I gathered emails and printed out a bunch. I liked keeping hard copies – our filing system also liked hard copies.
“Lee, grab a file will you, and drop these in it. Mark it ‘New Zealand’ and use the Butterfly case number with an amendment.” The paperwork generated by the case was unbelievable. By the end of it, we’d have boxes of paperwork and evidence; everything imaginable had to be documented and filed, because that’s how we do it.
There were a few minutes for me to dash into my Foundation account and check my blog comments. Judging by the amount of comments left welcoming me back, I’d been missed.
An uneasy thought crept in. Someone else used my laptop. I thought only my team had access – and it should’ve been only my team – but Rowan used it in Christchurch.
“Lee?”
“Yes,” he replied without looking up.
“Rowan used my laptop in Christchurch. He probably had twenty minutes unsupervised time on it.”
“You worried he could’ve planted that key logger?”
“Maybe.”
“My gut tells me Rowan has nothing to do with this situation.”
Mine too. Between bouts of doubt.
“I hope not.”
Forensics would find out where the keylogger and whatever else was on my machine came from, or at least who wrote the program. There was a partial report on the Malcolm Crowe person who’d broken into my home. According to the preliminary interview with police, he was paid to break into my home by an unknown subject. The Unsub told him I was not home.
He was supposed to turn on a computer, upload a small file and remove all trace of his activity. According to police, he had no knowledge of what the program did. I found that a little hard to swallow, considering he knew how to erase his tracks. There was no mention of what he was doing in my kitchen nor was there mention of his real name.
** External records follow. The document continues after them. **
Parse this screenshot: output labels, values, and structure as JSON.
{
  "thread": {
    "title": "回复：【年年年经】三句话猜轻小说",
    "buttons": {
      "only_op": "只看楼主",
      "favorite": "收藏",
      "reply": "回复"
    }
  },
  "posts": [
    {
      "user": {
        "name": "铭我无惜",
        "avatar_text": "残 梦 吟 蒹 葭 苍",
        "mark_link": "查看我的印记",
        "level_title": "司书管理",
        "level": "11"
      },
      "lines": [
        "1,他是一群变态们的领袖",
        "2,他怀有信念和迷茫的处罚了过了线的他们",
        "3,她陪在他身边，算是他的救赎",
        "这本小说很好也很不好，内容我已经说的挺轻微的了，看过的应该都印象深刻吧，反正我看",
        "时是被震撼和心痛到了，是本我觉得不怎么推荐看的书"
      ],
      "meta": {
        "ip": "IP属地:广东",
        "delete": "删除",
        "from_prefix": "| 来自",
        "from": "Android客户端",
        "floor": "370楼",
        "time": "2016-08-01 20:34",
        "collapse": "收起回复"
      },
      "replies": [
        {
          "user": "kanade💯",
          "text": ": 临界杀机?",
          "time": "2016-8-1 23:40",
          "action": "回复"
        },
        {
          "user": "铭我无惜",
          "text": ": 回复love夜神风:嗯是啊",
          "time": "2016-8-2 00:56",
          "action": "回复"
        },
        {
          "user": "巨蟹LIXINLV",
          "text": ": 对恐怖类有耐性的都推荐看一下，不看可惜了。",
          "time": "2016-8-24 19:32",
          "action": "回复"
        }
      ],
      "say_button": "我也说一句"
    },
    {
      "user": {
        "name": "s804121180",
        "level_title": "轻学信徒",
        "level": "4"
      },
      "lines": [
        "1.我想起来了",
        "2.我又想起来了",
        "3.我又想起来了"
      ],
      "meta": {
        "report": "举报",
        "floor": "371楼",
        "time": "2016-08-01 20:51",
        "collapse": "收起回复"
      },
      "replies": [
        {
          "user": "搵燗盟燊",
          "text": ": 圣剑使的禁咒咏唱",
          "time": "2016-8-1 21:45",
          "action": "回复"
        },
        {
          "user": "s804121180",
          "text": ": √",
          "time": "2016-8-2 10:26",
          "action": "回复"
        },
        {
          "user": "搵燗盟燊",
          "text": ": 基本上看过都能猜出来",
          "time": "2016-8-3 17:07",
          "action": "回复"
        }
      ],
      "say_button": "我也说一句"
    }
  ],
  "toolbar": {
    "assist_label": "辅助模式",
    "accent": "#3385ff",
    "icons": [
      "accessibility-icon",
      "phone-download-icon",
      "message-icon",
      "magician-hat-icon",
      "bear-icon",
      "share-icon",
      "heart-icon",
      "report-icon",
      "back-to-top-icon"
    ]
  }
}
There was also no mention of how he knew there were two computers or which one to turn on.
Why didn’t he tell the police he’d left photographs?
“Lee, what happened to the photographs?”
“I left copies at your place and have the originals here,” he replied and pulled them from his bag.
“Great, thanks.”
Lee wrote up the chain of evidence for the photographs.
Something I’d read was niggling me. “Hey Lee, Crowe was adamant that the Unsub told him I was not home. How the hell would anyone know I wasn’t home?”
“You said yourself you feel like you are being watched.”
“Yes, that’s true. You think someone followed me home at some stage? You know my street; it’s a cul-de-sac full of well-meaning nosy neighbors.”
Lee grinned. “Cul-de-sac does sound better than dead end. And I know your neighbors. Any strange car would definitely have drawn the attention of that elderly neighbor of yours; she would’ve scurried over to report the intrusion.”
“Scurry is an apt word; she’s very mouse-like.” It still bugged me that the Unsub told Crowe I was not home. How did he know?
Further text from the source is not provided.